A Quick Guide To Standard Freelance Writing Rates
Whether you are new to freelance writing or you have been writing for a while and are wondering whether or not you’re getting paid enough at the moment, you may be interested in what the going rate is for written work. Of course, as a freelance writer you do not want to undersell yourself, but you do not want to risk over charging if this will be detrimental to your chances of winning work.
Competing in a global market
The first thing to be aware of is that, thanks to the Internet and global communications, you will not only be competing with people in your own country but from all around the world as well. As a result, there is potentially a wide range of different rates that people will be willing to work for, depending upon the cost of living in their own country.
For example, there may be someone in the United States who would struggle in earning only a few dollars per hour, whereas someone in south-east Asia may be able to make a good living earning just a few dollars per hour.

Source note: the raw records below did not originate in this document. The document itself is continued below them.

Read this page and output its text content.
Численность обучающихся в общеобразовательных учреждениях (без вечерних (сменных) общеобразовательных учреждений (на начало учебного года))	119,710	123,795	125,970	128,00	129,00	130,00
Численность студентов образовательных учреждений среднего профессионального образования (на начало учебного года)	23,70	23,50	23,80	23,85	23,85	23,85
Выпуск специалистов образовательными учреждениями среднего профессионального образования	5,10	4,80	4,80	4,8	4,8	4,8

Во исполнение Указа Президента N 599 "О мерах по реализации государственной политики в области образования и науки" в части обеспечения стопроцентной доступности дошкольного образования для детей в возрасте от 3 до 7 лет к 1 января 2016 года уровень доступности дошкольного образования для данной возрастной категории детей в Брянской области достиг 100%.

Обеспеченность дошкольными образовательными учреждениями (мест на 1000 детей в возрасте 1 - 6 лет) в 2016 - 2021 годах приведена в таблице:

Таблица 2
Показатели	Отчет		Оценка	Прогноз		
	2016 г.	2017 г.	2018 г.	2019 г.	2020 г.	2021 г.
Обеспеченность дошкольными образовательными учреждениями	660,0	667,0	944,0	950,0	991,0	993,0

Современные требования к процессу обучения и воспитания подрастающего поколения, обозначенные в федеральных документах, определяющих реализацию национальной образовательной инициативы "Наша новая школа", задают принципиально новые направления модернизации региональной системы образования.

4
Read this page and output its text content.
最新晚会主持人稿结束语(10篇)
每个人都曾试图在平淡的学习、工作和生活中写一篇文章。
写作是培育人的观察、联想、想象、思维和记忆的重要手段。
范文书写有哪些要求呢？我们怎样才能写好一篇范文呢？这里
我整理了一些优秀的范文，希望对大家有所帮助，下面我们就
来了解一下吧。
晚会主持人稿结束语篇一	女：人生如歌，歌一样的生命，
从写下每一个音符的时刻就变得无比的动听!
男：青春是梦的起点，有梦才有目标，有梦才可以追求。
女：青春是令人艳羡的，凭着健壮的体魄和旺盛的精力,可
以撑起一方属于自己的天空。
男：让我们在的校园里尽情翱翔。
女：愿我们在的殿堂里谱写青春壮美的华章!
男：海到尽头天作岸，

Due to this massive fluctuation in prices, many clients who use content mills will take advantage of the low costs provided by some of the users. If the client is happy to look for low paid writers then it may be that you simply cannot compete. However, for the client, although they may benefit from low prices, the quality of the work may be quite poor, particularly if written by someone that doesn’t have English as their first language. Ideally, you want to look for clients who are happy to pay a little bit extra as long as they get high-quality work.
Content mills versus private clients
Most freelance writers look for work on freelancing websites on the Internet or by sourcing clients privately. Whilst the latter requires more motivation and dedication, it has the potential to be far more lucrative on a word-by-word basis.
You are unlikely to find clients who are willing to pay more than a few cents per word when using content mills, with some clients only willing to pay considerably less. However, private clients, such as magazines or big businesses, may be willing to pay as much as a dollar per word, or even much more for bigger campaigns.
Ultimately, freelance rates depend on the quality of your work, where you find the work, and what the requirements of the work are. Rather than focusing on what other people are earning, you need to ask yourself whether the amount that you are earning sufficiently meets your expectations.